OF COURSE we know that Obi is going to make it (otherwise how could he show up in Episode IV?) so there needs to be some genuine tension. There isn't.
Another thing is Anakin's character. We felt some real sympathy for him at the end of Jedi, seeing him trapped in the suit like that after he'd saved Luke's life. There is very little, if any of that in the prequals. Anakin, or rather Lucas, never reveals what the heck is going on in this guy's mind.
Oh--Anakin is cold and scared...that must mean he misses his mother which must mean that he's sad which means he's afraid which means he's angry which means.....Thanks for that Yoda. There's no way anyone would have figured this out without Yoda's helpful insight. That terrible "yippee!" dialgoue certainly didn't help.

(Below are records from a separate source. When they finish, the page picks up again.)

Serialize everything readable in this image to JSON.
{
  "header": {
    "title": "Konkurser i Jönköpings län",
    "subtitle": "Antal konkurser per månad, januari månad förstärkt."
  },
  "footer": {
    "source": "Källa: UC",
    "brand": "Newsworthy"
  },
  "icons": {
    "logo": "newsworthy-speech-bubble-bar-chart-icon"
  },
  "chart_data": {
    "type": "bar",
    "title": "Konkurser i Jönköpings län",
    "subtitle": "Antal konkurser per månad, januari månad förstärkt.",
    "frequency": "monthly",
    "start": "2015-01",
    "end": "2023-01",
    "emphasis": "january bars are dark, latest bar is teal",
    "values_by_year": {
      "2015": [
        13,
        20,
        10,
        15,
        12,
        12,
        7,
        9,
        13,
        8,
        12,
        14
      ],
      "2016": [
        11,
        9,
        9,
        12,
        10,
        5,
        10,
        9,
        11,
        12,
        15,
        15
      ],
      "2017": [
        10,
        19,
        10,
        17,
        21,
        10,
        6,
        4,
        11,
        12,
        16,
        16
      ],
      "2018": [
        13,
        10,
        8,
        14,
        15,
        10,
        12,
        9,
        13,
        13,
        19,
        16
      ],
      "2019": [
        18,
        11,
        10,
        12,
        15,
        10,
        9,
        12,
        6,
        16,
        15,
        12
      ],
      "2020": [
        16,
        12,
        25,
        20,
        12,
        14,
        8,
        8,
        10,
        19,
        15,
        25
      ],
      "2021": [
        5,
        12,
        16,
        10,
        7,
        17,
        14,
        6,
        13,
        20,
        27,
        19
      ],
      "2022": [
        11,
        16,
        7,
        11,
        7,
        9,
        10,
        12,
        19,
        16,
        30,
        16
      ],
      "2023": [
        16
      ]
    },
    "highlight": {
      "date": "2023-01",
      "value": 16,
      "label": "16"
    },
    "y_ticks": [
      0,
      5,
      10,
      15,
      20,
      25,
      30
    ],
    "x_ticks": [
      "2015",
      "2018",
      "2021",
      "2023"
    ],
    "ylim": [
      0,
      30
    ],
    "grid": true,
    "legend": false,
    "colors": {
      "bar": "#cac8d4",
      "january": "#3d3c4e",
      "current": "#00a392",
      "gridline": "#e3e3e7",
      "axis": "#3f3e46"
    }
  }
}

Anakin is mad at Obi Wan because....Obi basically raised him from a child? Helped free him from slavery? Helped him develop his powers? Supposadly Obi is this overbearing guy....but we never SEE that. That's one of the reasons that Anakin is so unlikable, because his grievences seem to spring from nowhere.
Anakin loves Amidala because....she's hot? That's about the extent of my knowlege.
Anakin's mother's death is the reason for his plunge into evil? He was away from her for ten years and suddenly one day it occurs to him to check up on her? Where was he before that?
Anakin wants to save Padme but somehow ends up killing her. I was definetely lost with this one. "Obi-Wan turned against me....don't you turn against me!" Huh?
The script is more like an outline for a film, not a real screenplay. As a writer there is no worse gaffe than "telling" instead of showing, but Lucas does it all the way through. If he'd been a novice filmmaker trying to get into the biz and came in with a script like this, he never would have made it.